Baumol Goes to College


I probably should have said this explicitly, but the background for yesterday’s post on college lecture courses needs to be that the education system as a whole is very threatened by Baumol’s cost disease. The general idea here is that over time average productivity goes up, and as average productivity goes up so do average wages. As a result of that fields of endeavor that don’t see their domain-specific productivity go up get harder and harder to afford. Baumol’s specific example was that it takes as many people to play Beethoven string quartet today as were needed in the 1800s. But wages for musicians, as for people generally, are way higher than they were in the 1800s. And, thus, live classical music has become a more expensive endeavor.
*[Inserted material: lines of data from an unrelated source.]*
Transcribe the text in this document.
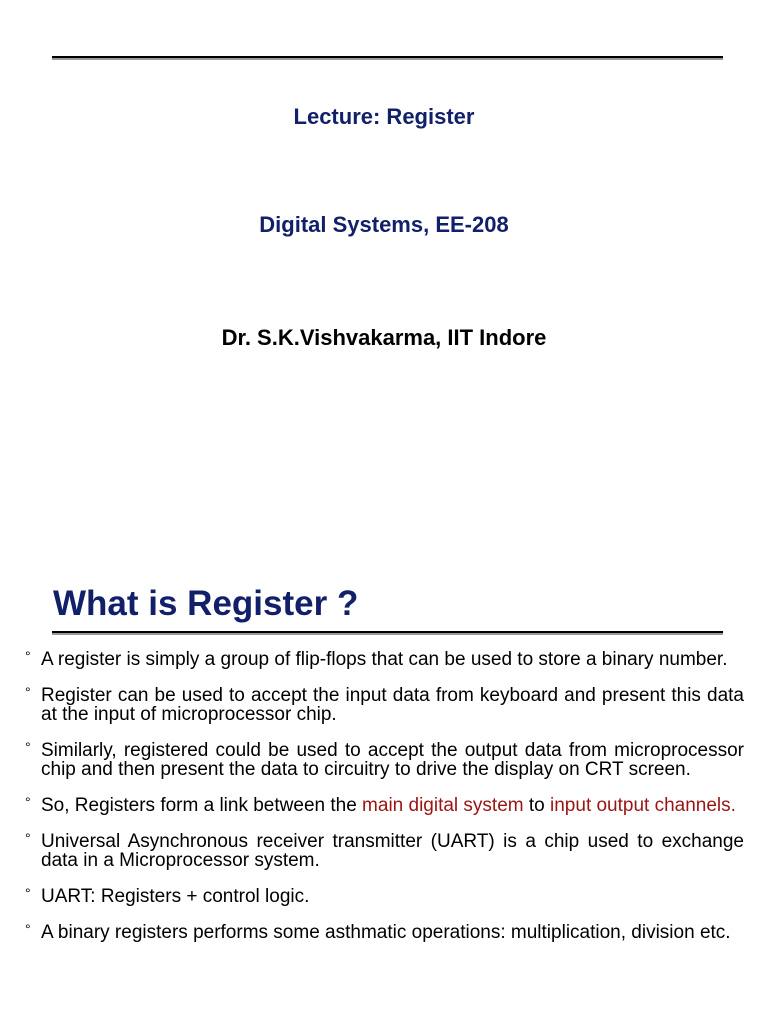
Lecture: Register
Digital Systems, EE-208
Dr. S.K.Vishvakarma, IIT Indore
What is Register ?
° A register is simply a group of flip-flops that can be used to store a binary number.
° Register can be used to accept the input data from keyboard and present this data at the input of microprocessor chip.
° Similarly, registered could be used to accept the output data from microprocessor chip and then present the data to circuitry to drive the display on CRT screen.
° So, Registers form a link between the main digital system to input output channels.
° Universal Asynchronous receiver transmitter (UART) is a chip used to exchange data in a Microprocessor system.
° UART: Registers + control logic.
° A binary registers performs some asthmatic operations: multiplication, division etc.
In the greater scheme of things, though, that’s fine — technology has given us lots of other entertainment options, including digital recordings of classical music on your iPod and so forth.
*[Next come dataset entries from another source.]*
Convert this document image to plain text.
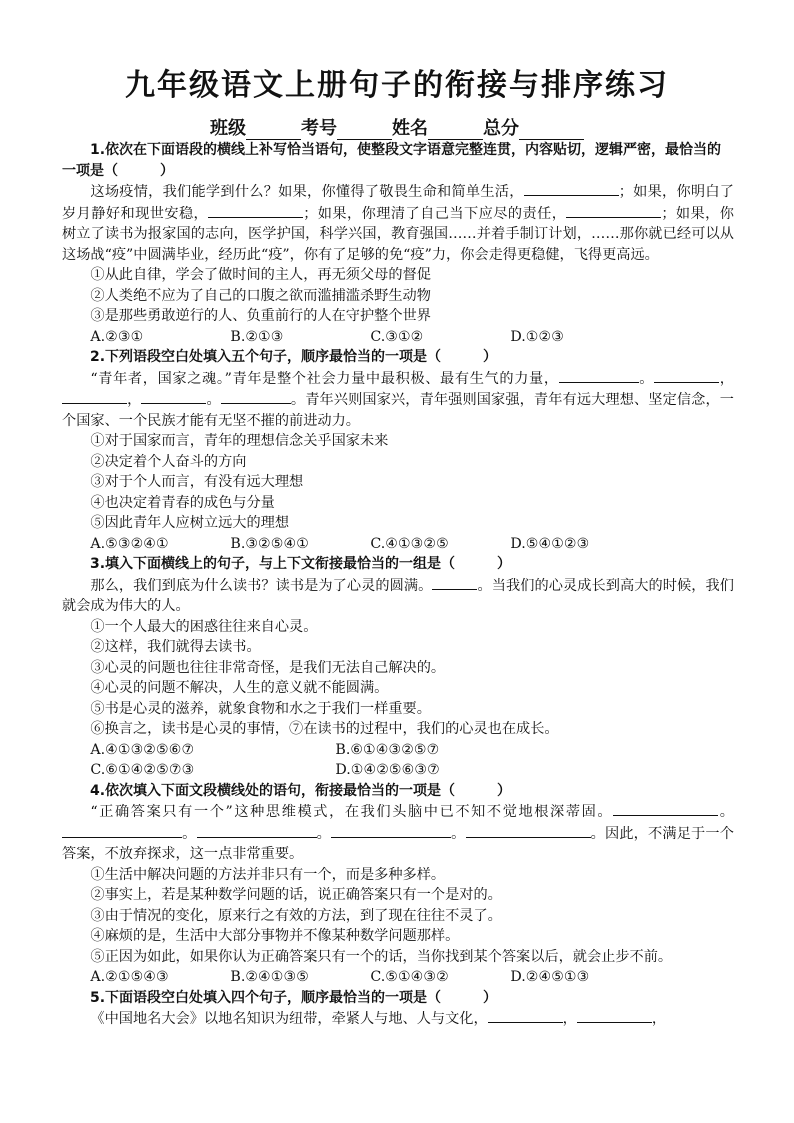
九年级语文上册句子的衔接与排序练习
班级	考号	姓名	总分

1.依次在下面语段的横线上补写恰当语句，使整段文字语意完整连贯，内容贴切，逻辑严密，最恰当的一项是（　　　）

这场疫情，我们能学到什么？如果，你懂得了敬畏生命和简单生活，	；如果，你明白了岁月静好和现世安稳，	；如果，你理清了自己当下应尽的责任，	；如果，你树立了读书为报家国的志向，医学护国，科学兴国，教育强国……并着手制订计划，……那你就已经可以从这场战“疫”中圆满毕业，经历此“疫”，你有了足够的免“疫”力，你会走得更稳健，飞得更高远。

①从此自律，学会了做时间的主人，再无须父母的督促

②人类绝不应为了自己的口腹之欲而滥捕滥杀野生动物

③是那些勇敢逆行的人、负重前行的人在守护整个世界

A.②③①	B.②①③	C.③①②	D.①②③

2.下列语段空白处填入五个句子，顺序最恰当的一项是（　　　）

“青年者，国家之魂。”青年是整个社会力量中最积极、最有生气的力量，	。	，，	。	。青年兴则国家兴，青年强则国家强，青年有远大理想、坚定信念，一个国家、一个民族才能有无坚不摧的前进动力。

①对于国家而言，青年的理想信念关乎国家未来

②决定着个人奋斗的方向

③对于个人而言，有没有远大理想

④也决定着青春的成色与分量

⑤因此青年人应树立远大的理想

A.⑤③②④①	B.③②⑤④①	C.④①③②⑤	D.⑤④①②③

3.填入下面横线上的句子，与上下文衔接最恰当的一组是（　　　）

那么，我们到底为什么读书？读书是为了心灵的圆满。	。当我们的心灵成长到高大的时候，我们就会成为伟大的人。

①一个人最大的困惑往往来自心灵。

②这样，我们就得去读书。

③心灵的问题也往往非常奇怪，是我们无法自己解决的。

④心灵的问题不解决，人生的意义就不能圆满。

⑤书是心灵的滋养，就象食物和水之于我们一样重要。

⑥换言之，读书是心灵的事情，⑦在读书的过程中，我们的心灵也在成长。

A.④①③②⑤⑥⑦	B.⑥①④③②⑤⑦

C.⑥①④②⑤⑦③	D.①④②⑤⑥③⑦

4.依次填入下面文段横线处的语句，衔接最恰当的一项是（　　　）

“正确答案只有一个”这种思维模式，在我们头脑中已不知不觉地根深蒂固。	。。	。	。	。因此，不满足于一个答案，不放弃探求，这一点非常重要。

①生活中解决问题的方法并非只有一个，而是多种多样。

②事实上，若是某种数学问题的话，说正确答案只有一个是对的。

③由于情况的变化，原来行之有效的方法，到了现在往往不灵了。

④麻烦的是，生活中大部分事物并不像某种数学问题那样。

⑤正因为如此，如果你认为正确答案只有一个的话，当你找到某个答案以后，就会止步不前。

A.②①⑤④③	B.②④①③⑤	C.⑤①④③②	D.②④⑤①③

5.下面语段空白处填入四个句子，顺序最恰当的一项是（　　　）

《中国地名大会》以地名知识为纽带，牵紧人与地、人与文化，	，	，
Education seems to have a lot in common with classical music in this regard. At all levels, we’ve got a basic model where there’s a room, some young people in the room, and then an older person who’s supervising. New technologies come into play, but they haven’t yet substantially altered the basic model. And if nothing changes, that means we need to keep spending more and more money just to tread water. So if we want to get better (which we do) and increase the quantity of people getting higher education (which we also do) we’re going to need to spend vastly more. Which as far as it goes is fine — there’s nothing wrong with spending more money when and where it’s warranted. But it also means that it’s important to look for opportunities to actually improve productivity, whether that means by incorporating new technologies or better management techniques or what have you. And when it comes to higher education, right now we’re doing basically nothing to actually measure quality (and, no, US News sending out surveys to ask about different schools’ reputations doesn’t count) which gives us no way of knowing whether or not changes could improve things.